Bakan Soylu, 2 binin üzerinden DEAŞ'tan tutuklu olduğunu aktararak, "Bugün DEAŞ'ta bugünlerde hareketlilik söz konusu. Arkadaşlarımız ciddi şekilde bu konuda tedbir almaya çalışıyorlar. Aynısı FETÖ'de söz konusu. Bütün bunlarla Türkiye bir mücadele yapıyor. Şimdi 'AK Parti acaba yeniden böyle bir geri dönüş mü yapıyor?' Bunu söyleyenler bu seçimde PKK ile kol kola girenler. Kendi hamlelerinin bir meşruiyetini almaya çalışıyorlar. Biz bir terör örgütünün yoldaşı hiç olmadık, olmayacağız. Bu bu kadar açık. Terör örgütüne bizim üreteceğimiz üreteceğimiz tek bir çözüm var. Onu da bugün yapıyoruz. Doğu'daki kardeşlerimizi hepsini bu bölgede, coğrafyada huzurun, barışın, kardeşliğin ve demokrasinin getirdiği sonuçla karşıya bırakmak bizim temel sorumluluğumuzdur." ifadelerini kullandı.

Bölgede meydana gelen değişime de değinen Soylu, bölgedeki ve Türkiye'deki turist sayısının arttığını vurguladı.

Soylu, konuşmasını şöyle sürdürdü:

"Türkiye'ye tek bir cepheden bakıyor değiliz.

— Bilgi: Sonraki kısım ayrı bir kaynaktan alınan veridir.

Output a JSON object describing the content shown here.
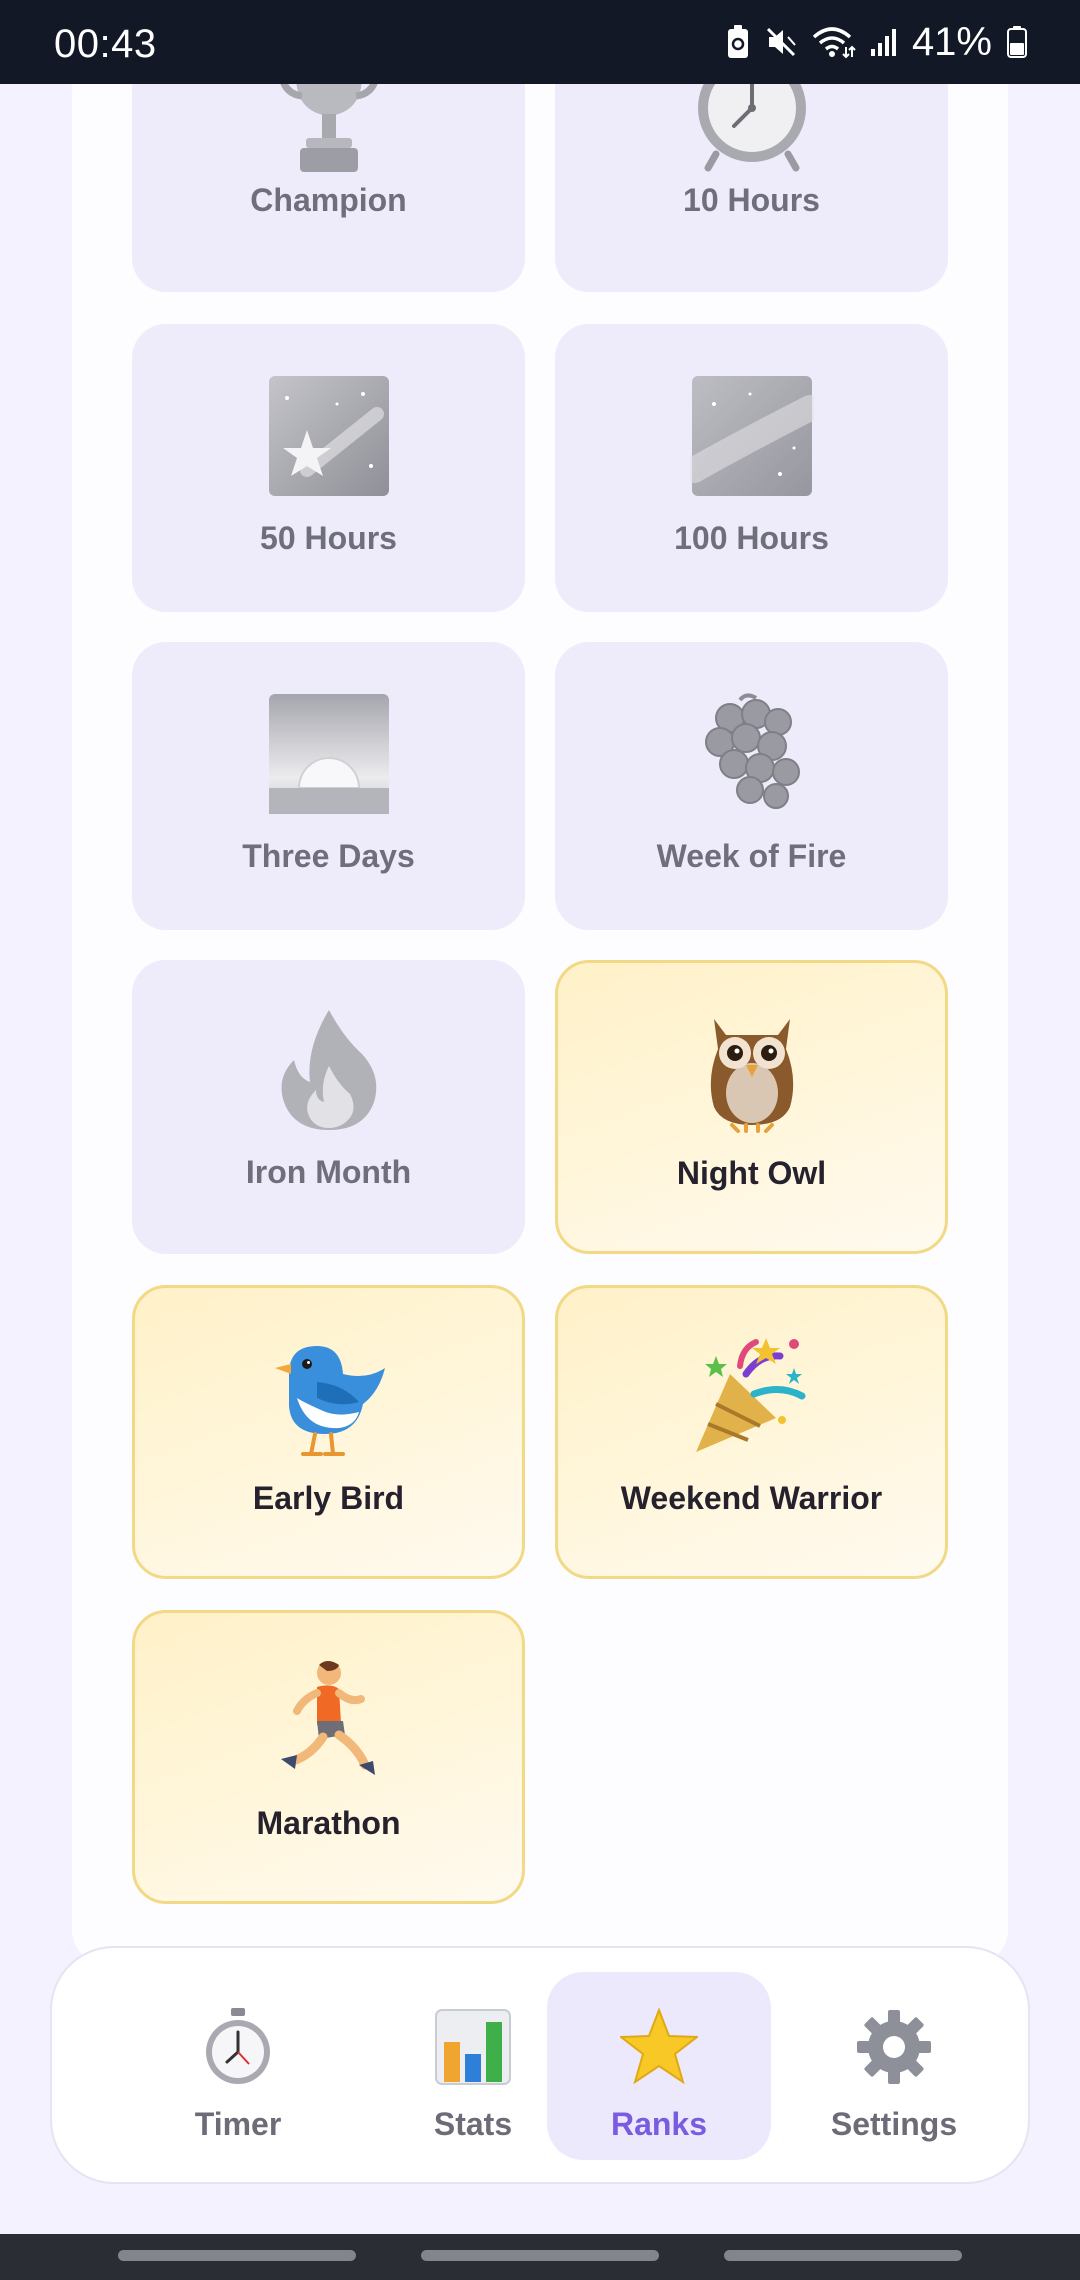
{
  "status_bar": {
    "time": "00:43",
    "battery_percent": "41%"
  },
  "badges": [
    {
      "label": "Champion",
      "icon": "trophy-icon",
      "earned": false
    },
    {
      "label": "10 Hours",
      "icon": "alarm-clock-icon",
      "earned": false
    },
    {
      "label": "50 Hours",
      "icon": "shooting-star-icon",
      "earned": false
    },
    {
      "label": "100 Hours",
      "icon": "milky-way-icon",
      "earned": false
    },
    {
      "label": "Three Days",
      "icon": "sunrise-icon",
      "earned": false
    },
    {
      "label": "Week of Fire",
      "icon": "grapes-icon",
      "earned": false
    },
    {
      "label": "Iron Month",
      "icon": "fire-icon",
      "earned": false
    },
    {
      "label": "Night Owl",
      "icon": "owl-icon",
      "earned": true
    },
    {
      "label": "Early Bird",
      "icon": "bird-icon",
      "earned": true
    },
    {
      "label": "Weekend Warrior",
      "icon": "party-popper-icon",
      "earned": true
    },
    {
      "label": "Marathon",
      "icon": "runner-icon",
      "earned": true
    }
  ],
  "nav": {
    "active": "Ranks",
    "items": [
      {
        "label": "Timer",
        "icon": "stopwatch-icon"
      },
      {
        "label": "Stats",
        "icon": "bar-chart-icon"
      },
      {
        "label": "Ranks",
        "icon": "star-icon"
      },
      {
        "label": "Settings",
        "icon": "gear-icon"
      }
    ]
  },
  "colors": {
    "accent": "#7a5ce0",
    "earned_border": "#f2d985",
    "locked_card": "#eeebfb"
  }
}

Türkiye'ye topyekun bir cepheden bakıyoruz. Türkiye bunu sağlayabilecek bir potansiyeli, kapasiteyi kullanan bir ülke. Peki ne oldu da İmralı'da terörist başı Apo'yla bu avukatları görüştü. Çok uzun zamandan beri bu bizim kendi içimizde yaptığımız bir değerlendirmeydi. Biz terörü ortadan kaldırmak için, bitirebilmek için ve bu konudaki umutları ortadan kaldırabilmek için her türlü meseleyi en ince detayına kadar yukarıdan aşağıya koordine etmekle yükümlüyüz. Biz terörün dilini, iletişimini, finansını, dış ayağını, cezaevi ayağını, bütün bunların tamamını tedbir almak ve buna ait ülkemizi, milletimizi, topraklarımı ve etrafımızdaki coğrafyayı, dışarıda atacağımız adımlar dahil, bunu öncelemek, tedbirlerini almakla mükellefiz. Böyle bir talep çok uzun zamandan beri geliyor. Seçim öncesinde de geldi. Seçim öncesinde konuşuldu. Bu yapılmalı mı, yapılmamalı mı? Ve dedik 'Evet, şimdi bu görüşmenin gerçekleşmesi uygundur.' (Açlık grevinden ölenler) 7 kişi açlık grevinden öldü. Bu doğru. Daha doğrusu intihar ettiler. Yani açlık grevinden ölme değil, intihar etti. Bunlar asıldı. Bunların bir bölümü de teslim olanlar ve önemli ifadeler verenler. Biz burada başka bir şeye daha bakıyoruz, acaba bunlar öldürüldü mü içeride, biz buna da bakıyoruz. Kendilerini astılar. Açlık grevinden ölen yok. Zaten ölümle ilgili açlık grevine daha yeni başladılar. Ben 9 kilo verdim seçimde, Leyla Güven kaç aydan beri 5-6 kilo verdi."